Un tío paterno los reconoció desde un curvato donde se había guarecido. “Allí el viejo me dejó y salió en busca de mamá. “Pudo encontrarla junto a mi hermana Noelia, a la que le decimos Neyi. La vieja al verlo le dijo a Noelia que venía el diablo y se desmayó. Todos quedamos medio alocados.
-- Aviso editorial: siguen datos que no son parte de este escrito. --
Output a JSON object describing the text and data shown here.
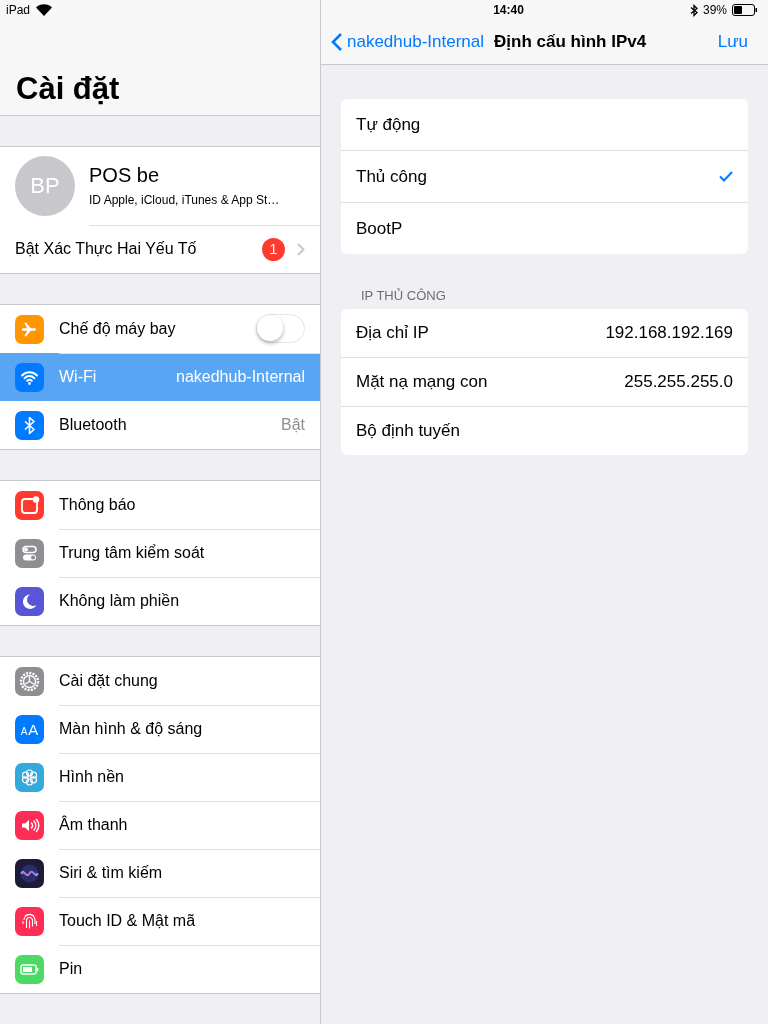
{
  "status_bar": {
    "device": "iPad",
    "time": "14:40",
    "battery": "39%"
  },
  "sidebar": {
    "title": "Cài đặt",
    "profile": {
      "initials": "BP",
      "name": "POS be",
      "subtitle": "ID Apple, iCloud, iTunes & App St…"
    },
    "two_factor": {
      "label": "Bật Xác Thực Hai Yếu Tố",
      "badge": "1"
    },
    "groups": [
      {
        "items": [
          {
            "kind": "toggle",
            "label": "Chế độ máy bay",
            "on": false,
            "selected": false
          },
          {
            "kind": "value",
            "label": "Wi-Fi",
            "value": "nakedhub-Internal",
            "selected": true
          },
          {
            "kind": "value",
            "label": "Bluetooth",
            "value": "Bật",
            "selected": false
          }
        ]
      },
      {
        "items": [
          {
            "kind": "link",
            "label": "Thông báo",
            "selected": false
          },
          {
            "kind": "link",
            "label": "Trung tâm kiểm soát",
            "selected": false
          },
          {
            "kind": "link",
            "label": "Không làm phiền",
            "selected": false
          }
        ]
      },
      {
        "items": [
          {
            "kind": "link",
            "label": "Cài đặt chung",
            "selected": false
          },
          {
            "kind": "link",
            "label": "Màn hình & độ sáng",
            "icon_text": "AA",
            "selected": false
          },
          {
            "kind": "link",
            "label": "Hình nền",
            "selected": false
          },
          {
            "kind": "link",
            "label": "Âm thanh",
            "selected": false
          },
          {
            "kind": "link",
            "label": "Siri & tìm kiếm",
            "selected": false
          },
          {
            "kind": "link",
            "label": "Touch ID & Mật mã",
            "selected": false
          },
          {
            "kind": "link",
            "label": "Pin",
            "selected": false
          }
        ]
      }
    ]
  },
  "detail": {
    "back": "nakedhub-Internal",
    "title": "Định cấu hình IPv4",
    "action": "Lưu",
    "modes": [
      {
        "label": "Tự động",
        "selected": false
      },
      {
        "label": "Thủ công",
        "selected": true
      },
      {
        "label": "BootP",
        "selected": false
      }
    ],
    "section_header": "IP THỦ CÔNG",
    "fields": [
      {
        "label": "Địa chỉ IP",
        "value": "192.168.192.169"
      },
      {
        "label": "Mặt nạ mạng con",
        "value": "255.255.255.0"
      },
      {
        "label": "Bộ định tuyến"
      }
    ]
  }
}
En pocas horas se destruyeron familias enteras, de otras quedaron bastante pocas personas. Perdimos cuatro hermanos, tíos y abuelos. Al viejo le dijeron que un hijo suyo estaba por La Habana, fue hasta allá y regresó sin encontrarlo. “De nada valieron los rezos, el augurio se hizo realidad”.

La maravilla pequeña, como la describiera un poeta santacruceño, volvió a levantarse, sin odio al mar. Los sobrevivientes que aún están con vida, junto a su pueblo, volverán a peregrinar este nueve de noviembre hasta el cementerio. En la tumba, donde descansan los restos de muchos de los fallecidos de aquella aterradora catástrofe, abundarán las flores y sentidas palabras de recordación.